Ao apresentar o projeto, o presidente da Corte, ministro Kassio Nunes Marques, destacou que o objetivo é retirar a democracia do plano das abstrações. Para o magistrado, o sistema político só se mantém vivo quando o eleitor toma para si a responsabilidade de se informar, reconhece o contraditório e, por fim, deposita seu voto de forma livre na escolha de seus representantes.
A referência cultural trazida pelo nome da campanha não é aleatória: o clássico Coisa de Pele, imortalizado na voz de Jorge Aragão, serve como fio condutor para uma série de vídeos e spots de áudio. A estratégia aposta na pluralidade étnica e cultural do Brasil para criar uma conexão mais afetiva, tentando desmistificar o ato de votar e ressaltar sua relevância prática no cotidiano da população.
Além da carga emocional, há um esforço pedagógico no material produzido. A campanha inclui orientações diretas sobre o passo a passo da votação, as regras para a justificativa eleitoral e detalhes técnicos que costumam gerar dúvidas na hora da ida à seção eleitoral. O material informativo já circula nos perfis oficiais do TSE na internet.
A busca por essa proximidade, segundo a cúpula do tribunal, responde a uma necessidade de tornar o processo eleitoral mais inclusivo e genuinamente brasileiro. O cronograma eleitoral já está definido: o primeiro turno ocorre no dia 4 de outubro.

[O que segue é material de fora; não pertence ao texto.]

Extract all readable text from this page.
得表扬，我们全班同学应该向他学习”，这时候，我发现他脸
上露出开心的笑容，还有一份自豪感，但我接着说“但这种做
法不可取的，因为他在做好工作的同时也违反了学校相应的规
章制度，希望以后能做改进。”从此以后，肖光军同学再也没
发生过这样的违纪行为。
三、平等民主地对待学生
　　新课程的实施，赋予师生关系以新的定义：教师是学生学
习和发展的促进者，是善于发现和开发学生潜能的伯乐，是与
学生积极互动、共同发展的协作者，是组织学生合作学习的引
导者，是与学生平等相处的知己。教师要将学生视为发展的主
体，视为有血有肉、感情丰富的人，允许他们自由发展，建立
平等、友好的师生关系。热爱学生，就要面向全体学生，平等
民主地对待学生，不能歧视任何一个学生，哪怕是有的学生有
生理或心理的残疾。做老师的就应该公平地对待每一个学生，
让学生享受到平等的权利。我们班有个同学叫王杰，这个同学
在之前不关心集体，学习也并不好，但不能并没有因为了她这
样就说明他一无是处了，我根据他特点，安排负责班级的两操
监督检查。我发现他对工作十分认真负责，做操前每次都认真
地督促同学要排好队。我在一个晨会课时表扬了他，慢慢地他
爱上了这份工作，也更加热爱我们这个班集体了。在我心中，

Na data, os brasileiros escolherão seus próximos deputados federais, estaduais e distritais, além de governadores, senadores e o presidente da República.
Caso o cenário exija um desfecho estendido, o segundo turno está agendado para o dia 25 de outubro, aplicado exclusivamente aos cargos de governador e presidente. Esse cenário de prorrogação da disputa só acontece se nenhum dos postulantes atingir a marca de 50% dos votos válidos — ou seja, descartando-se o peso de votos brancos e nulos — na primeira rodada do pleito.